Take his reference to the ethanol subsidies, which resulted from the federal renewable fuel standard, established during the second Bush administration. Yes, the standard did spur more Midwestern corn production to be used for biofuel.
But the policy was never really a climate mitigation measure. It was primarily meant to boost domestic fuel sources, with greenhouse gas reduction as an added selling point but no strict carbon screen on the fuels. If there was a strong carbon screen on the kind of fuel that could qualify, very little of that high-carbon Midwestern corn-based ethanol would have qualified (hence the opposition to the standard even from some environmentalists).
For a better climate policy model on biofuels, just look to California. The state’s low carbon fuel standard (which encourages biofuel production like the renewable fuel standard but with a strong low-carbon requirement) disfavors land-intensive corn for true low-carbon biofuel, like in-state used cooking oil (surprisingly a growing percentage of the state’s biofuel).

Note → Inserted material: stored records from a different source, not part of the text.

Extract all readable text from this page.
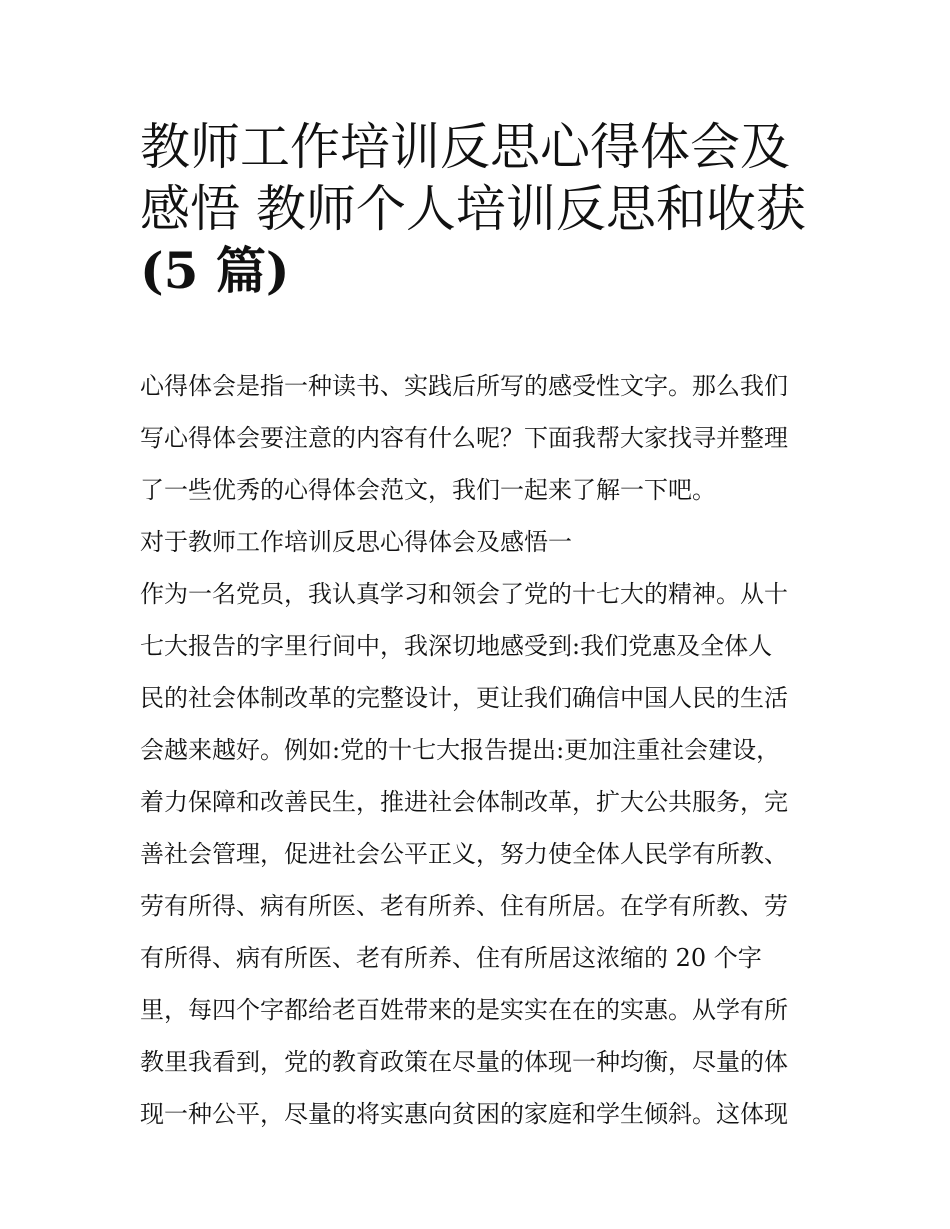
教师工作培训反思心得体会及
感悟 教师个人培训反思和收获
(5 篇)
心得体会是指一种读书、实践后所写的感受性文字。那么我们
写心得体会要注意的内容有什么呢？下面我帮大家找寻并整理
了一些优秀的心得体会范文，我们一起来了解一下吧。
对于教师工作培训反思心得体会及感悟一
作为一名党员，我认真学习和领会了党的十七大的精神。从十
七大报告的字里行间中，我深切地感受到:我们党惠及全体人
民的社会体制改革的完整设计，更让我们确信中国人民的生活
会越来越好。例如:党的十七大报告提出:更加注重社会建设，
着力保障和改善民生，推进社会体制改革，扩大公共服务，完
善社会管理，促进社会公平正义，努力使全体人民学有所教、
劳有所得、病有所医、老有所养、住有所居。在学有所教、劳
有所得、病有所医、老有所养、住有所居这浓缩的 20 个字
里，每四个字都给老百姓带来的是实实在在的实惠。从学有所
教里我看到，党的教育政策在尽量的体现一种均衡，尽量的体
现一种公平，尽量的将实惠向贫困的家庭和学生倾斜。这体现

Stephens’ reference to the British diesel problem is also unfortunate. Most climate policy experts will tell you that the best way to reduce emissions from transportation is through battery electric vehicles, as long as the electricity doesn’t come exclusively from coal-fired power plants (in which case hybrid vehicles yield better carbon reductions). Other fuels that can work include low-carbon biofuels and possibly hydrogen, depending on the energy source used to produce it. Diesel isn’t on the list, at least in places like California, unless it’s biodiesel.
On that subject, biodiesel does emit conventional pollutants, an issue we’re grappling with in California, as evidenced by the POET lawsuit against the California Air Resources Board’s low carbon fuel standard. Biodiesel is great at reducing carbon emissions but also emits nitrogen oxide (NOx) — a subject we covered in Berkeley/UCLA Law’s 2015 Planting Fuels report.
Resolving this conflict among pollutants will take a policy balancing act, but it ultimately shouldn’t obscure the huge economic and environmental benefits from switching transportation fuels from petroleum to electricity and low-carbon biofuels. Stephens simply ignores this tried-and-true approach, which is resulting in swift advancements in electric vehicle adoption in places like California, Europe, and even China.
To be sure, care is needed when it comes to developing climate policies, and I’d agree with Stephens on that front. But the main concern is around managing the economic impacts of transitioning the grid and transportation fuels to cleaner sources. We have to go slow to avoid price shocks and bring the costs of these new technologies down.
California is doing just that, with a measured, careful plan to bring down the emissions curve steeply over the coming decades. Our economy is now less carbon intensive than it was in the 1990s and has been growing rapidly, too — which is at least an indication that climate policies aren’t getting in the way, if not actually serving as a boost.
There’s no reason that the country as a whole can’t follow suit, except that we have national writers like Stephens who cherrypick their way into sounding like reasonable skeptics — when they’re really just misleading people.